Before coming to DR, I talked to other people about myself in professional spaces, or in consumer spaces. Co-workers and clients, or receptionists and clerks. Stop me if you’ve heard this one: “Hi, how are you?” “Fine, how are you?” “Fine, fill out these forms.” “I will, thank you.” “Thank you, next.” How would it feel to actually answer that question?

Dancing Rabbit introduced me to the practice of group check-ins: everyone gets a few minutes to check in with themselves and the group. A judgement free space to talk about your feelings. A “hi, how are you” with a room full of people hoping for your honest answer. Of all the methods I’ve been taught, I find the PIES approach the easiest to consistently remember, pondering on one’s Physical, Intellectual, Emotional, and Spiritual states of being in that moment, so that the group can meet you where you are, instead of needing to assume. Tears are shed at morning check-ins, people discussing loss, joy, fear, anxieties, accomplishments, and news of the weather to come; all their own moments, and how they are all affecting them.

Cob workshop students making cob plaster. Photo by Julian.

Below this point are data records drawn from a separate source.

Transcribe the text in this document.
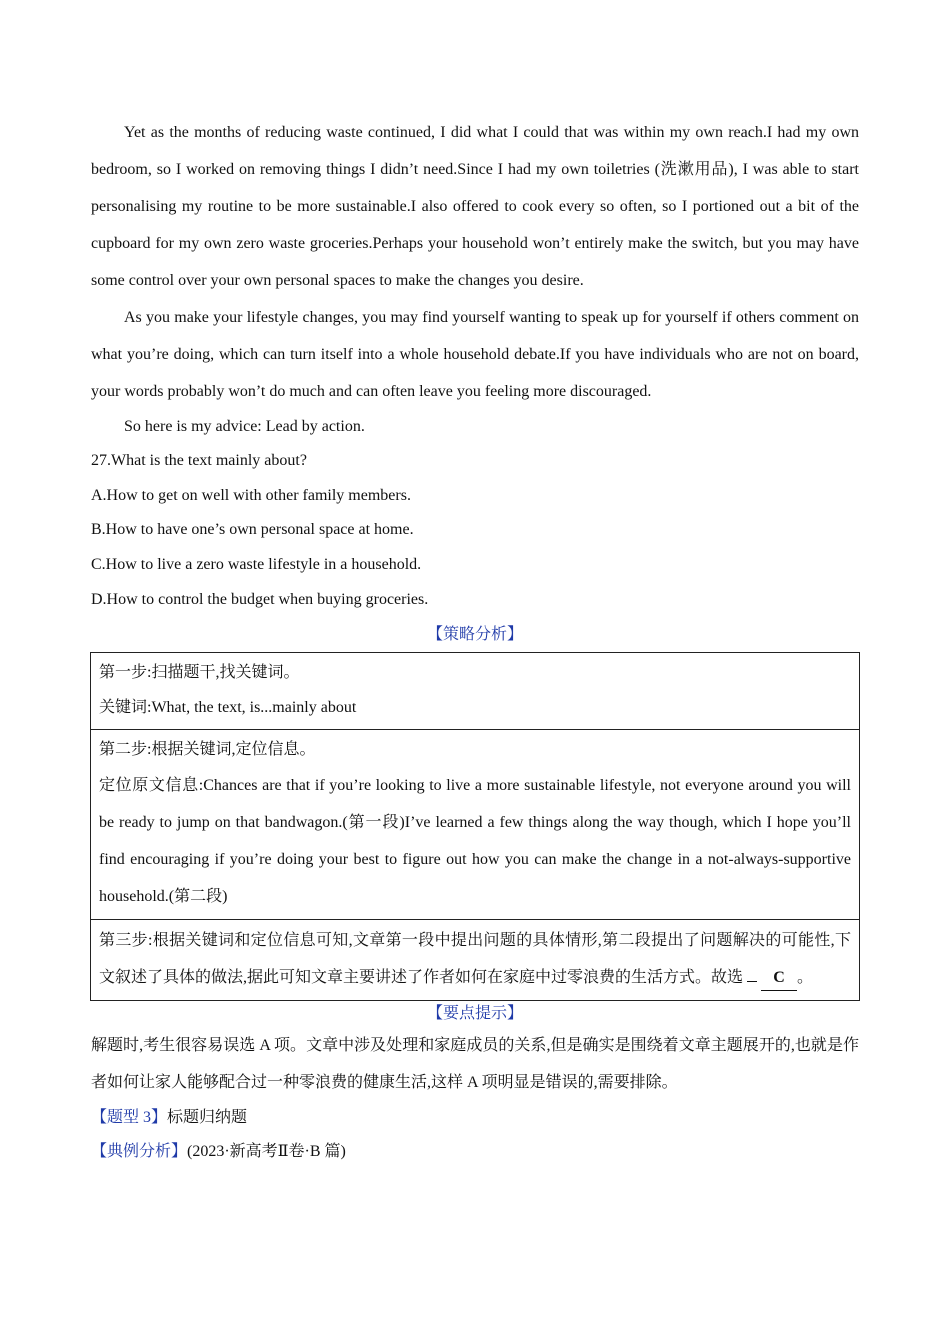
Yet as the months of reducing waste continued, I did what I could that was within my own reach.I had my own bedroom, so I worked on removing things I didn’t need.Since I had my own toiletries (洗漱用品), I was able to start personalising my routine to be more sustainable.I also offered to cook every so often, so I portioned out a bit of the cupboard for my own zero waste groceries.Perhaps your household won’t entirely make the switch, but you may have some control over your own personal spaces to make the changes you desire.

As you make your lifestyle changes, you may find yourself wanting to speak up for yourself if others comment on what you’re doing, which can turn itself into a whole household debate.If you have individuals who are not on board, your words probably won’t do much and can often leave you feeling more discouraged.

So here is my advice: Lead by action.

27.What is the text mainly about?

A.How to get on well with other family members.

B.How to have one’s own personal space at home.

C.How to live a zero waste lifestyle in a household.

D.How to control the budget when buying groceries.

【策略分析】

第一步:扫描题干,找关键词。

关键词:What, the text, is...mainly about

第二步:根据关键词,定位信息。

定位原文信息:Chances are that if you’re looking to live a more sustainable lifestyle, not everyone around you will be ready to jump on that bandwagon.(第一段)I’ve learned a few things along the way though, which I hope you’ll find encouraging if you’re doing your best to figure out how you can make the change in a not-always-supportive household.(第二段)

第三步:根据关键词和定位信息可知,文章第一段中提出问题的具体情形,第二段提出了问题解决的可能性,下文叙述了具体的做法,据此可知文章主要讲述了作者如何在家庭中过零浪费的生活方式。故选 C 。

【要点提示】

解题时,考生很容易误选 A 项。文章中涉及处理和家庭成员的关系,但是确实是围绕着文章主题展开的,也就是作者如何让家人能够配合过一种零浪费的健康生活,这样 A 项明显是错误的,需要排除。

【题型 3】标题归纳题

【典例分析】(2023·新高考Ⅱ卷·B 篇)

All their moments, those expressed during check-ins, and the uncountable number that happen all around us without recognition, blend together and create this thing that is Dancing Rabbit. The wexers and visitors that come and go, the Rabbits that have been here for years, the plants, bugs, animals, and dirt all have their moments that coalesce into the here and now. I am writing by the light of a gifted lamp in a rusted chair that was dug out of dense foliage around the earthen building in which I now reside. My kids are playing with their new friends, my partner is whoojing cob and plastering with manure, and I am in another moment, this one of love and adoration for this radically new, and historically old environment in which I am both finding and constructing myself. I will surely transition to another moment soon, just as I am transitioning from visitor to resident, from squatter to renter, and from unseen by others, to held by a village.

Kenny Dane has happily joined DR as a resident and can be found mornings at coffee group and days at the playground with their kids.

Kenny is our newest writer of the mem dem. Welcome, Kenny!